The Family Court's order cited to trial court cases finding that Family Court may consider objections to nonfinal orders where irreparable harm would result from denial of permission to file such objections (see McGrath v. McGrath, 166 Misc.2d 512, 633 N.Y.S.2d 694 [Fam. Ct., Erie Co. 1995]; Matter of Heinlein v. Heinlein, 165 Misc.2d 357, 629 N.Y.S.2d 679 [Fam. Ct., Monroe Co. 1995] ). It nevertheless found that “a delay in the disposition of a violation of child support petition is not an irreparable harm.” However, under the circumstances of this case, the mother has made a prima facie showing that she suffered irreparable harm. A litigant has a right to bring a violation petition to an expeditious final disposition (Family Court Act § 439–a).
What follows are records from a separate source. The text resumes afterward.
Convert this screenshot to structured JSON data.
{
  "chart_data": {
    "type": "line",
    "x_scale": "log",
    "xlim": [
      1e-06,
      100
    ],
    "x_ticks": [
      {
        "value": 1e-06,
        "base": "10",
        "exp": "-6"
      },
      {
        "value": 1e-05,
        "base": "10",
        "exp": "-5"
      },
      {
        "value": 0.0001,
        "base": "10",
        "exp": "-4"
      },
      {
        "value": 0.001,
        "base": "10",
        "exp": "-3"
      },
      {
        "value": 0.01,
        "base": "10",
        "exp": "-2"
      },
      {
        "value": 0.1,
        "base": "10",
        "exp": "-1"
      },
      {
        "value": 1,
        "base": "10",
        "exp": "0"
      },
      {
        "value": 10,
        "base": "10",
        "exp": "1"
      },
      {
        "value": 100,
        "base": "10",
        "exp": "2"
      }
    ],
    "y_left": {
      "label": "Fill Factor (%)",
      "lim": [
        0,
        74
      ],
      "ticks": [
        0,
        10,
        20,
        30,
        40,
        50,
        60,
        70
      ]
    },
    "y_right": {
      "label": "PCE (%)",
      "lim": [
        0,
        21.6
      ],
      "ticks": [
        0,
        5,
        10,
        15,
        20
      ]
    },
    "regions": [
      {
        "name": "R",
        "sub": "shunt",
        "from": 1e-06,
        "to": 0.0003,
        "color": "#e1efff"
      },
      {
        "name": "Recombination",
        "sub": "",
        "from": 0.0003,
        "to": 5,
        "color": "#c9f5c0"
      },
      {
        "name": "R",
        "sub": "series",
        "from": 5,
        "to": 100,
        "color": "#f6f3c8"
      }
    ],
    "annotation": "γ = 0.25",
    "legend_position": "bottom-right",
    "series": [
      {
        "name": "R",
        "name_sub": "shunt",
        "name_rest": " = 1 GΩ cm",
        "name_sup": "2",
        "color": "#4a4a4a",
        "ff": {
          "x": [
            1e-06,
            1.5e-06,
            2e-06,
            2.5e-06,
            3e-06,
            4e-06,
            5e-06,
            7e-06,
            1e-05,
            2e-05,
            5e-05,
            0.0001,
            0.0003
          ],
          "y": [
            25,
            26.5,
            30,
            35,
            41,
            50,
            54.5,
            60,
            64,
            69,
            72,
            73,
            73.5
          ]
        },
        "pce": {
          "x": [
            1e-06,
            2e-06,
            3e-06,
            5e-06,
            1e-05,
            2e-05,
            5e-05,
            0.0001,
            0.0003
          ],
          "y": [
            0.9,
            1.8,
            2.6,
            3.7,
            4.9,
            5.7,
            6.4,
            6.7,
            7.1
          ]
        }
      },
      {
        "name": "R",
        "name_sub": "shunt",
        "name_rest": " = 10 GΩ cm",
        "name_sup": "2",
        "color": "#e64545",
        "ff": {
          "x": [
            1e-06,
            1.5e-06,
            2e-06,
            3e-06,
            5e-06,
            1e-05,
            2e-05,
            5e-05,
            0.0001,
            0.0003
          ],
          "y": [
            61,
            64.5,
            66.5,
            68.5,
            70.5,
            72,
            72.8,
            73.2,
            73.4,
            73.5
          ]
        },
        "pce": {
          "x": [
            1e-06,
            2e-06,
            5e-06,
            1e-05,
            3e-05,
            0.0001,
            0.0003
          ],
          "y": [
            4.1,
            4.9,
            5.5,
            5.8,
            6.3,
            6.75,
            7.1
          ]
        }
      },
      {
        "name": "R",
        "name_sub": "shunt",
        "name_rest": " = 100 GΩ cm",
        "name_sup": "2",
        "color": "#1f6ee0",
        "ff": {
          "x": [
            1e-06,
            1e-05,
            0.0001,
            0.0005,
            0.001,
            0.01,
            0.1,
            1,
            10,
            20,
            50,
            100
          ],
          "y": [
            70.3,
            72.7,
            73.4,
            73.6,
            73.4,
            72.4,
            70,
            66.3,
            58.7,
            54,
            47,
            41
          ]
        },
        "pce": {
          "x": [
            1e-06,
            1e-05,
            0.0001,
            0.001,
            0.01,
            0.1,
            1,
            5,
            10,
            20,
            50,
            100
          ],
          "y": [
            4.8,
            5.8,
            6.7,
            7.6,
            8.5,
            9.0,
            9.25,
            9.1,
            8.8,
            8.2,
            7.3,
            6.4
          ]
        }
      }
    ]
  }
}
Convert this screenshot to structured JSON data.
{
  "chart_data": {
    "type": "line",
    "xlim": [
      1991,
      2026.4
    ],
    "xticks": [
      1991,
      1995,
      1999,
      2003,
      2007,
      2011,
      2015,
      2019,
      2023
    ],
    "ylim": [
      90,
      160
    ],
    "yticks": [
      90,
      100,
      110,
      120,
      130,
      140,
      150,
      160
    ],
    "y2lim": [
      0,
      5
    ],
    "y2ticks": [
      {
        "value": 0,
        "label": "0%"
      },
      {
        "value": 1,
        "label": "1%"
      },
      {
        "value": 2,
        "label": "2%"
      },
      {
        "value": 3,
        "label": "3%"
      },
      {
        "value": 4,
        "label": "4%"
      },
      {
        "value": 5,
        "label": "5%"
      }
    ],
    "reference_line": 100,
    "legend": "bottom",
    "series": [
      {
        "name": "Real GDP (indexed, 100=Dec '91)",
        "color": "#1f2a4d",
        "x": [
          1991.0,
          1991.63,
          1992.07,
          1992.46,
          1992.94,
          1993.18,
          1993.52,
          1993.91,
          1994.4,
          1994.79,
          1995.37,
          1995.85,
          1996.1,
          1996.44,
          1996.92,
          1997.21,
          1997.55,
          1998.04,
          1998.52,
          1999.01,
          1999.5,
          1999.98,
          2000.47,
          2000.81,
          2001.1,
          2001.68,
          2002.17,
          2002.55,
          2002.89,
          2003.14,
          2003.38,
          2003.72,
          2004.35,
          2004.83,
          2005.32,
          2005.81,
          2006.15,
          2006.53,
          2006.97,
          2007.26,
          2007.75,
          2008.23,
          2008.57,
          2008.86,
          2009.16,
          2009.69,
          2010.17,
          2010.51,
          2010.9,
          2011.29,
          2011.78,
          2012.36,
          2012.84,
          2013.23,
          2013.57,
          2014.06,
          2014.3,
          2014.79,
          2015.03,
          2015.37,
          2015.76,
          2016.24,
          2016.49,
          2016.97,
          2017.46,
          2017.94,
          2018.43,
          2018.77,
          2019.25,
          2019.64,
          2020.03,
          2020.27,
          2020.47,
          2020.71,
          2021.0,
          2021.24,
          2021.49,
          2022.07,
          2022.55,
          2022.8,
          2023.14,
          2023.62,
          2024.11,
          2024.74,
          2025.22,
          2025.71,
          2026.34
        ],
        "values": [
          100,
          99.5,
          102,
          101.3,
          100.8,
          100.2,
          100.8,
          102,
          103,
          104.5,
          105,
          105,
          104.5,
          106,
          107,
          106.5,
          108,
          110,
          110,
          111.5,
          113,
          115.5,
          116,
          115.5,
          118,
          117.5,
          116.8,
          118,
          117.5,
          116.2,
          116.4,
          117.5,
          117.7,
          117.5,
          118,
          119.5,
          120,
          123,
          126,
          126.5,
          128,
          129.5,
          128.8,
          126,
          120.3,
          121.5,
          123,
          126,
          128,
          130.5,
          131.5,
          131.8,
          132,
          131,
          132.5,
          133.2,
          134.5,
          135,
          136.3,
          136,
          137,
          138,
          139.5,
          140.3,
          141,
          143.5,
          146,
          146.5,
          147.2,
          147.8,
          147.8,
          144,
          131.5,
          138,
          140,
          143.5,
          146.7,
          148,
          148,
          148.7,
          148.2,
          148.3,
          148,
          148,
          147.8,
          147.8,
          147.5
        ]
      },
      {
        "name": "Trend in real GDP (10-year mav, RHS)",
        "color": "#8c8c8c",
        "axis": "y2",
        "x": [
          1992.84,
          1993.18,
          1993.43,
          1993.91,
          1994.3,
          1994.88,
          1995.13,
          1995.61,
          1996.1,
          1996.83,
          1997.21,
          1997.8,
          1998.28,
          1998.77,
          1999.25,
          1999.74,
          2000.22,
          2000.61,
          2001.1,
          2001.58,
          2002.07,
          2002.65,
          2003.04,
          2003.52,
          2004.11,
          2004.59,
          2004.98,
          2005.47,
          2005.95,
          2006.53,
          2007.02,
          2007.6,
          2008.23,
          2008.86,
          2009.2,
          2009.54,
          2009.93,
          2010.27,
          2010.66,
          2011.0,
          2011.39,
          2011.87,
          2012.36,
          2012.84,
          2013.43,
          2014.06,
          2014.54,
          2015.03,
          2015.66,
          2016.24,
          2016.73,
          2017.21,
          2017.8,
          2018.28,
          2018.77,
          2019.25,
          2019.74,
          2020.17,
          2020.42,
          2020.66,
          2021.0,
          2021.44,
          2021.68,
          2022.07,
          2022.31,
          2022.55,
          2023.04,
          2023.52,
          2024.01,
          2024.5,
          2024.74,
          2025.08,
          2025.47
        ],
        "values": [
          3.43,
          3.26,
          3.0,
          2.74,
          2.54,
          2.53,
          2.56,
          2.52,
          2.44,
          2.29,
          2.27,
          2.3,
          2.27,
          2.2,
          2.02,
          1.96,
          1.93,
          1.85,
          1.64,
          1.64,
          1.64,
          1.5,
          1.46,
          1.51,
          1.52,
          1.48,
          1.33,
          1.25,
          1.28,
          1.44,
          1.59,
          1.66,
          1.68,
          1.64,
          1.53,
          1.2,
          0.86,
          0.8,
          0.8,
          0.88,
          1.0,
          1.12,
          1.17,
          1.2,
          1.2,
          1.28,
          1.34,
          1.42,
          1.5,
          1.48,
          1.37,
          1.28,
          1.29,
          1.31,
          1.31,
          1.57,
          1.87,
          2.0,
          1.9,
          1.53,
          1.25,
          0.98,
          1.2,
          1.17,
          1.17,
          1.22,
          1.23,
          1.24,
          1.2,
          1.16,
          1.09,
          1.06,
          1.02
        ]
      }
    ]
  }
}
The mother was deprived of the “expedited process” guaranteed by statute and the Family Court Rules when the support magistrate conducted protracted unauthorized “post-dispositional” proceedings.
1. The father's counsel states in his appellate brief that the support magistrate issued a fact-finding order dated July 12, 2017 recommending a suspended six-month sentence, and that a Family Court order dated July 12, 2017 confirmed this recommendation. However, since those orders were issued after the mother filed her appellate brief and are not included in the appellate record, we cannot consider them.